CVE-2023-48054

# Cryptographic API Misuse Vulnerability : Missing SSL Certificate Validation > Do not use unverified hostname or certificates in connection ### Description: In the localstack v 2.3.2 there are sections where SSL certificate validation appears to be missing. Proper SSL certificate validation is a cornerstone of secure communication over HTTPS, and its absence can lead to severe security risks such as Man-In-The-Middle (MITM) attacks.

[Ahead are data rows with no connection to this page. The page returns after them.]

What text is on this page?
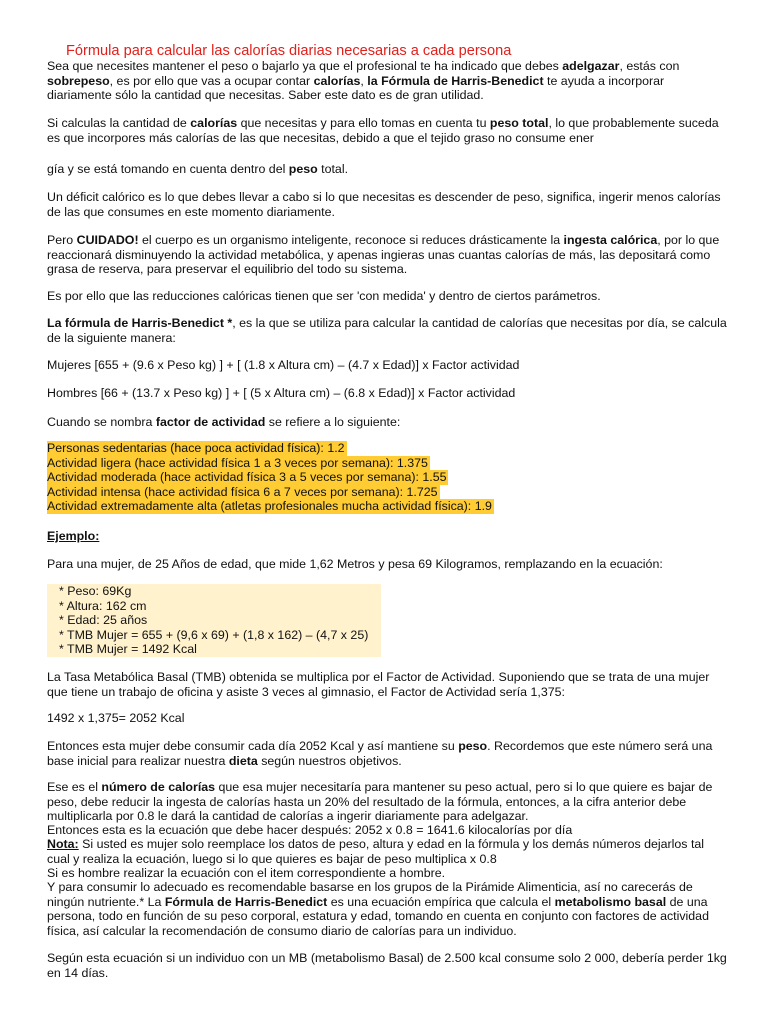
Fórmula para calcular las calorías diarias necesarias a cada persona

Sea que necesites mantener el peso o bajarlo ya que el profesional te ha indicado que debes adelgazar, estás con sobrepeso, es por ello que vas a ocupar contar calorías, la Fórmula de Harris-Benedict te ayuda a incorporar diariamente sólo la cantidad que necesitas. Saber este dato es de gran utilidad.

Si calculas la cantidad de calorías que necesitas y para ello tomas en cuenta tu peso total, lo que probablemente suceda es que incorpores más calorías de las que necesitas, debido a que el tejido graso no consume ener

gía y se está tomando en cuenta dentro del peso total.

Un déficit calórico es lo que debes llevar a cabo si lo que necesitas es descender de peso, significa, ingerir menos calorías de las que consumes en este momento diariamente.

Pero CUIDADO! el cuerpo es un organismo inteligente, reconoce si reduces drásticamente la ingesta calórica, por lo que reaccionará disminuyendo la actividad metabólica, y apenas ingieras unas cuantas calorías de más, las depositará como grasa de reserva, para preservar el equilibrio del todo su sistema.

Es por ello que las reducciones calóricas tienen que ser 'con medida' y dentro de ciertos parámetros.

La fórmula de Harris-Benedict *, es la que se utiliza para calcular la cantidad de calorías que necesitas por día, se calcula de la siguiente manera:

Mujeres [655 + (9.6 x Peso kg) ] + [ (1.8 x Altura cm) – (4.7 x Edad)] x Factor actividad

Hombres [66 + (13.7 x Peso kg) ] + [ (5 x Altura cm) – (6.8 x Edad)] x Factor actividad

Cuando se nombra factor de actividad se refiere a lo siguiente:

Personas sedentarias (hace poca actividad física): 1.2
Actividad ligera (hace actividad física 1 a 3 veces por semana): 1.375
Actividad moderada (hace actividad física 3 a 5 veces por semana): 1.55
Actividad intensa (hace actividad física 6 a 7 veces por semana): 1.725
Actividad extremadamente alta (atletas profesionales mucha actividad física): 1.9

Ejemplo:

Para una mujer, de 25 Años de edad, que mide 1,62 Metros y pesa 69 Kilogramos, remplazando en la ecuación:

* Peso: 69Kg
* Altura: 162 cm
* Edad: 25 años
* TMB Mujer = 655 + (9,6 x 69) + (1,8 x 162) – (4,7 x 25)
* TMB Mujer = 1492 Kcal

La Tasa Metabólica Basal (TMB) obtenida se multiplica por el Factor de Actividad. Suponiendo que se trata de una mujer que tiene un trabajo de oficina y asiste 3 veces al gimnasio, el Factor de Actividad sería 1,375:

1492 x 1,375= 2052 Kcal

Entonces esta mujer debe consumir cada día 2052 Kcal y así mantiene su peso. Recordemos que este número será una base inicial para realizar nuestra dieta según nuestros objetivos.

Ese es el número de calorías que esa mujer necesitaría para mantener su peso actual, pero si lo que quiere es bajar de peso, debe reducir la ingesta de calorías hasta un 20% del resultado de la fórmula, entonces, a la cifra anterior debe multiplicarla por 0.8 le dará la cantidad de calorías a ingerir diariamente para adelgazar.

Entonces esta es la ecuación que debe hacer después: 2052 x 0.8 = 1641.6 kilocalorías por día

Nota: Si usted es mujer solo reemplace los datos de peso, altura y edad en la fórmula y los demás números dejarlos tal cual y realiza la ecuación, luego si lo que quieres es bajar de peso multiplica x 0.8

Si es hombre realizar la ecuación con el item correspondiente a hombre.

Y para consumir lo adecuado es recomendable basarse en los grupos de la Pirámide Alimenticia, así no carecerás de ningún nutriente.* La Fórmula de Harris-Benedict es una ecuación empírica que calcula el metabolismo basal de una persona, todo en función de su peso corporal, estatura y edad, tomando en cuenta en conjunto con factores de actividad física, así calcular la recomendación de consumo diario de calorías para un individuo.

Según esta ecuación si un individuo con un MB (metabolismo Basal) de 2.500 kcal consume solo 2 000, debería perder 1kg en 14 días.
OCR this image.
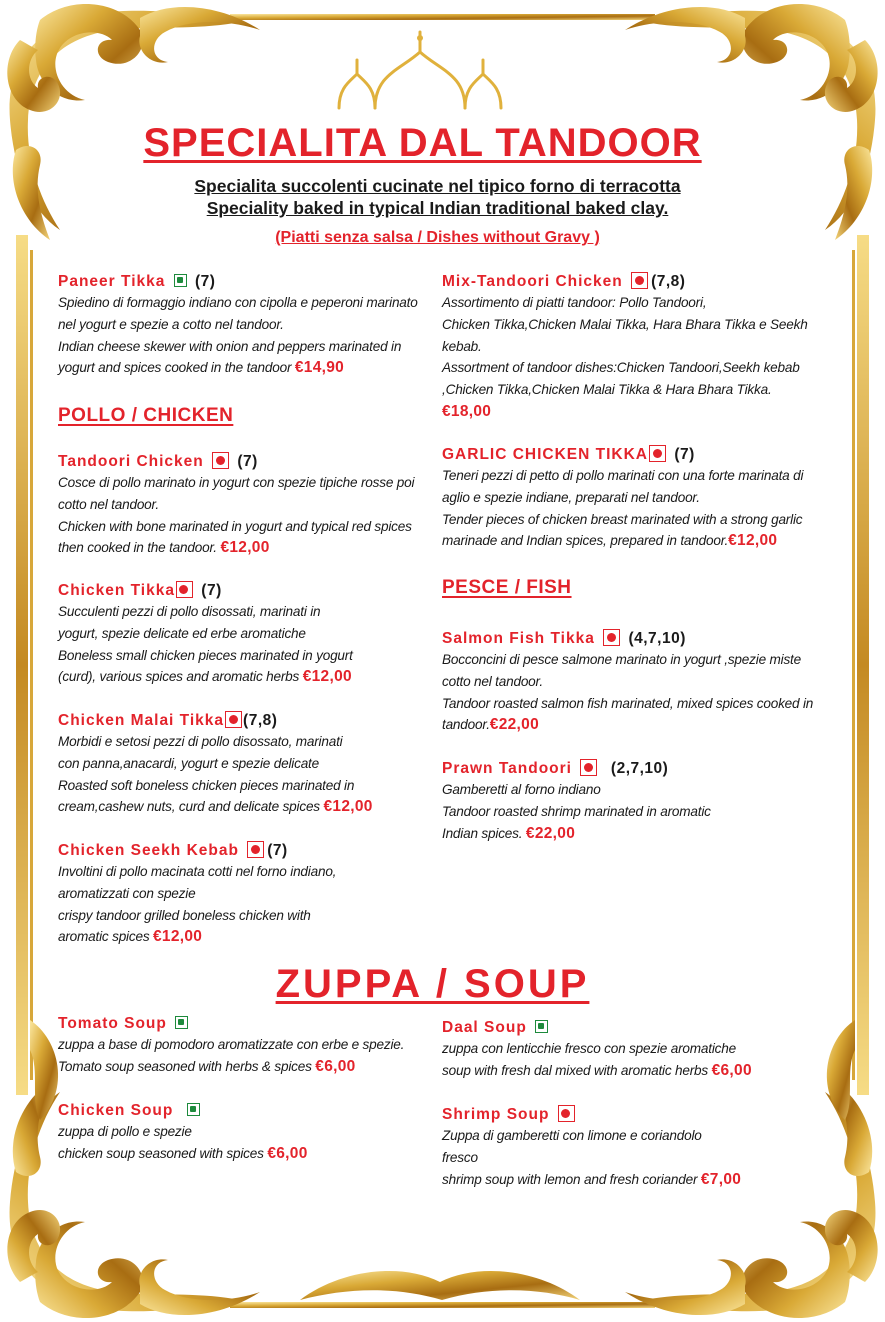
SPECIALITA DAL TANDOOR
Specialita succolenti cucinate nel tipico forno di terracotta
Speciality baked in typical Indian traditional baked clay.
(Piatti senza salsa / Dishes without Gravy )
Paneer Tikka (7)
Spiedino di formaggio indiano con cipolla e peperoni marinato
nel yogurt e spezie a cotto nel tandoor.
Indian cheese skewer with onion and peppers marinated in
yogurt and spices cooked in the tandoor €14,90
POLLO / CHICKEN
Tandoori Chicken (7)
Cosce di pollo marinato in yogurt con spezie tipiche rosse poi
cotto nel tandoor.
Chicken with bone marinated in yogurt and typical red spices
then cooked in the tandoor. €12,00
Chicken Tikka (7)
Succulenti pezzi di pollo disossati, marinati in
yogurt, spezie delicate ed erbe aromatiche
Boneless small chicken pieces marinated in yogurt
(curd), various spices and aromatic herbs €12,00
Chicken Malai Tikka (7,8)
Morbidi e setosi pezzi di pollo disossato, marinati
con panna,anacardi, yogurt e spezie delicate
Roasted soft boneless chicken pieces marinated in
cream,cashew nuts, curd and delicate spices €12,00
Chicken Seekh Kebab (7)
Involtini di pollo macinata cotti nel forno indiano,
aromatizzati con spezie
crispy tandoor grilled boneless chicken with
aromatic spices €12,00
Mix-Tandoori Chicken (7,8)
Assortimento di piatti tandoor: Pollo Tandoori,
Chicken Tikka,Chicken Malai Tikka, Hara Bhara Tikka e Seekh
kebab.
Assortment of tandoor dishes:Chicken Tandoori,Seekh kebab
,Chicken Tikka,Chicken Malai Tikka & Hara Bhara Tikka.
€18,00
GARLIC CHICKEN TIKKA (7)
Teneri pezzi di petto di pollo marinati con una forte marinata di
aglio e spezie indiane, preparati nel tandoor.
Tender pieces of chicken breast marinated with a strong garlic
marinade and Indian spices, prepared in tandoor.€12,00
PESCE / FISH
Salmon Fish Tikka (4,7,10)
Bocconcini di pesce salmone marinato in yogurt ,spezie miste
cotto nel tandoor.
Tandoor roasted salmon fish marinated, mixed spices cooked in
tandoor.€22,00
Prawn Tandoori	(2,7,10)
Gamberetti al forno indiano
Tandoor roasted shrimp marinated in aromatic
Indian spices. €22,00
ZUPPA / SOUP
Tomato Soup
zuppa a base di pomodoro aromatizzate con erbe e spezie.
Tomato soup seasoned with herbs & spices €6,00
Chicken Soup
zuppa di pollo e spezie
chicken soup seasoned with spices €6,00
Daal Soup
zuppa con lenticchie fresco con spezie aromatiche
soup with fresh dal mixed with aromatic herbs €6,00
Shrimp Soup
Zuppa di gamberetti con limone e coriandolo
fresco
shrimp soup with lemon and fresh coriander €7,00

In particular, the code does not enforce hostname verification or certificate validation. ### Affected Version v2.3.2 ### Location: https://github.com/localstack/localstack/blob/master/localstack/services/opensearch/cluster.py#L396 https://github.com/localstack/localstack/blob/master/localstack/services/opensearch/cluster.py#L56 ### Reference - CWE-295: Improper Certificate Validation - CWE-200: Exposure of Sensitive Information to an Unauthorized Actor - CWE-319: Cleartext Transmission of Sensitive Information ### Expected Behavior: The expected behavior for any HTTPS connection is that the client should validate the SSL certificate provided by the server to ensure it is trusted, not expired, and matches the requested hostname. ### Actual Behavior: The actual behavior observed in the code indicates that SSL certificate validation may not be properly enforced. ### Recommendation - Set get request `verify=True` ,it will do ssl certificate validation. Due to the sensitive nature of data transmitted over HTTPS, it is imperative to address this vulnerability promptly to maintain the integrity and confidentiality of communication for users.